L. S. - Toutes les entreprises, et notamment les PME, ont tout à gagner de la diversité en termes de créativité et d'innovation. C'est pourquoi la Halde a mis en place un échange d'informations entre les très grandes entreprises d'abord, qui a été élargi à l'ensemble des entreprises. Les méthodes utilisées pour lutter contre la discrimination et promouvoir l'égalité des chances ont été recensées. Ces “bonnes pratiques" sont diffusées sur le site de la Halde, afin que chaque entreprise puisse s'informer des méthodes mises en œuvre ailleurs.
Par ailleurs, un groupe de travail avec les PME a été constitué dans la région Paca, et des groupes comparables seront constitués prochainement en région parisienne, puis dans d'autres régions. Ils formuleront des propositions, et identifieront des outils légers pour lutter contre la discrimination dans les PME.
Une étude comparative au niveau européen sur les PME et leurs outils de lutte contre la discrimination est disponible depuis fin décembre, elle est publiée sur le site internet de la Halde. Enfin, une brochure à destination des PME est en cours d'élaboration.

[(

La boîte à outils législative et conventionnelle

En 2004 paraissait le rapport “Les oubliés de l'égalité des chances", suivi de la Charte de la diversité lancée par la président d'Axa, Claude Bébéar. Cette dernière visait à faire respecter la non-discrimination à l'embauche, à encourager les entreprises à refléter les diverses composantes de la société française. Elle a été signée par environ 2 000 entreprises, parmi lesquelles celles du Cac 40.

Créée la même année (loi n° 2004-1486 du 30 décembre 2004) et opérationnelle depuis le printemps 2005, la Halde peut être saisie directement de toute plainte pour tous les types de discriminations touchant à l'emploi, au logement, à l'accès aux services ou à la culture. Elle est dotée par l'État d'un budget de 10,7 millions d'euros, et compte 50 salariés à temps plein, dont une majorité de juristes.
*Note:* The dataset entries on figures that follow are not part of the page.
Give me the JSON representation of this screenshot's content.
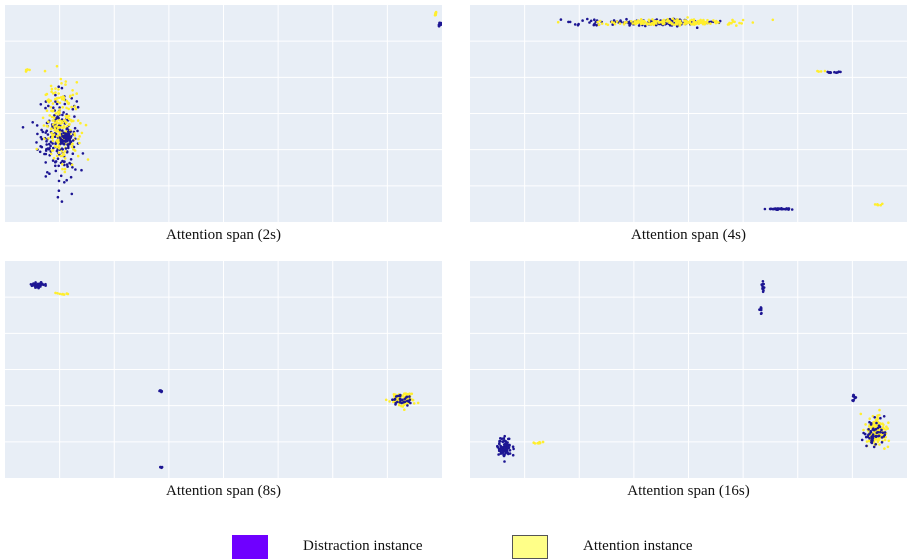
{
  "colors": {
    "plot_bg": "#e8eef6",
    "grid": "#ffffff",
    "distraction": "#1d1693",
    "attention": "#ffee2e",
    "legend_distraction": "#6f00ff",
    "legend_attention": "#ffff88"
  },
  "legend": {
    "distraction_label": "Distraction instance",
    "attention_label": "Attention instance"
  },
  "chart_data": [
    {
      "type": "scatter",
      "caption": "Attention span (2s)",
      "xlim": [
        0,
        100
      ],
      "ylim": [
        0,
        100
      ],
      "grid": true,
      "clusters": [
        {
          "series": "distraction",
          "cx": 12,
          "cy": 40,
          "sx": 4.5,
          "sy": 20,
          "n": 180
        },
        {
          "series": "attention",
          "cx": 13,
          "cy": 45,
          "sx": 4,
          "sy": 18,
          "n": 200
        },
        {
          "series": "distraction",
          "cx": 14,
          "cy": 38,
          "sx": 1.5,
          "sy": 4,
          "n": 60
        },
        {
          "series": "distraction",
          "cx": 99.5,
          "cy": 91,
          "sx": 0.3,
          "sy": 1.2,
          "n": 14
        },
        {
          "series": "attention",
          "cx": 98.5,
          "cy": 96,
          "sx": 0.2,
          "sy": 1.5,
          "n": 8
        },
        {
          "series": "attention",
          "cx": 5,
          "cy": 70,
          "sx": 0.5,
          "sy": 1.2,
          "n": 6
        }
      ]
    },
    {
      "type": "scatter",
      "caption": "Attention span (4s)",
      "xlim": [
        0,
        100
      ],
      "ylim": [
        0,
        100
      ],
      "grid": true,
      "clusters": [
        {
          "series": "distraction",
          "cx": 42,
          "cy": 92,
          "sx": 16,
          "sy": 1.4,
          "n": 160
        },
        {
          "series": "attention",
          "cx": 45,
          "cy": 92,
          "sx": 16,
          "sy": 1.4,
          "n": 180
        },
        {
          "series": "distraction",
          "cx": 83,
          "cy": 69,
          "sx": 2.5,
          "sy": 0.3,
          "n": 14
        },
        {
          "series": "attention",
          "cx": 80,
          "cy": 69.5,
          "sx": 1,
          "sy": 0.3,
          "n": 4
        },
        {
          "series": "distraction",
          "cx": 71,
          "cy": 6,
          "sx": 2.8,
          "sy": 0.3,
          "n": 40
        },
        {
          "series": "attention",
          "cx": 93,
          "cy": 8,
          "sx": 2,
          "sy": 0.3,
          "n": 6
        }
      ]
    },
    {
      "type": "scatter",
      "caption": "Attention span (8s)",
      "xlim": [
        0,
        100
      ],
      "ylim": [
        0,
        100
      ],
      "grid": true,
      "clusters": [
        {
          "series": "distraction",
          "cx": 7.5,
          "cy": 89,
          "sx": 1.6,
          "sy": 1.2,
          "n": 45
        },
        {
          "series": "attention",
          "cx": 13,
          "cy": 85,
          "sx": 2.2,
          "sy": 0.6,
          "n": 8
        },
        {
          "series": "distraction",
          "cx": 35.7,
          "cy": 40,
          "sx": 0.3,
          "sy": 0.6,
          "n": 6
        },
        {
          "series": "distraction",
          "cx": 35.8,
          "cy": 5,
          "sx": 0.3,
          "sy": 0.4,
          "n": 5
        },
        {
          "series": "attention",
          "cx": 91,
          "cy": 36,
          "sx": 2.8,
          "sy": 2.8,
          "n": 90
        },
        {
          "series": "distraction",
          "cx": 91,
          "cy": 36,
          "sx": 2.5,
          "sy": 2.5,
          "n": 30
        }
      ]
    },
    {
      "type": "scatter",
      "caption": "Attention span (16s)",
      "xlim": [
        0,
        100
      ],
      "ylim": [
        0,
        100
      ],
      "grid": true,
      "clusters": [
        {
          "series": "distraction",
          "cx": 8,
          "cy": 14,
          "sx": 1.6,
          "sy": 5,
          "n": 80
        },
        {
          "series": "attention",
          "cx": 16,
          "cy": 16,
          "sx": 1.5,
          "sy": 1,
          "n": 10
        },
        {
          "series": "distraction",
          "cx": 67,
          "cy": 88,
          "sx": 0.4,
          "sy": 3,
          "n": 14
        },
        {
          "series": "distraction",
          "cx": 66.5,
          "cy": 77,
          "sx": 0.4,
          "sy": 2,
          "n": 8
        },
        {
          "series": "attention",
          "cx": 93,
          "cy": 22,
          "sx": 2.5,
          "sy": 7,
          "n": 150
        },
        {
          "series": "distraction",
          "cx": 92.5,
          "cy": 21,
          "sx": 2.5,
          "sy": 7,
          "n": 55
        },
        {
          "series": "distraction",
          "cx": 88,
          "cy": 37,
          "sx": 0.8,
          "sy": 2,
          "n": 10
        }
      ]
    }
  ]
}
Elle joue un rôle de médiation, mais aussi d'instruction de dossiers transmis au procureur de la République lorsque les faits relèvent de délits ou de crimes.

Les partenaires sociaux ne sont pas restés inactifs en signant l'accord interprofessionnel sur la diversité et la lutte contre les discriminations, en octobre 2006. Toutes les entreprises de plus de 50 salariés sont tenues de mettre en place des Commissions de la diversité, un poste de “correspondant égalité des chances" est créé pour garantir la non discrimination en termes de recrutement, d'affectation, de rémunération, de formation et de déroulement de carrière. Le “CV anonyme" est néanmoins resté expérimental, les partenaires sociaux n'ayant pas souhaité l'application stricte de cette disposition.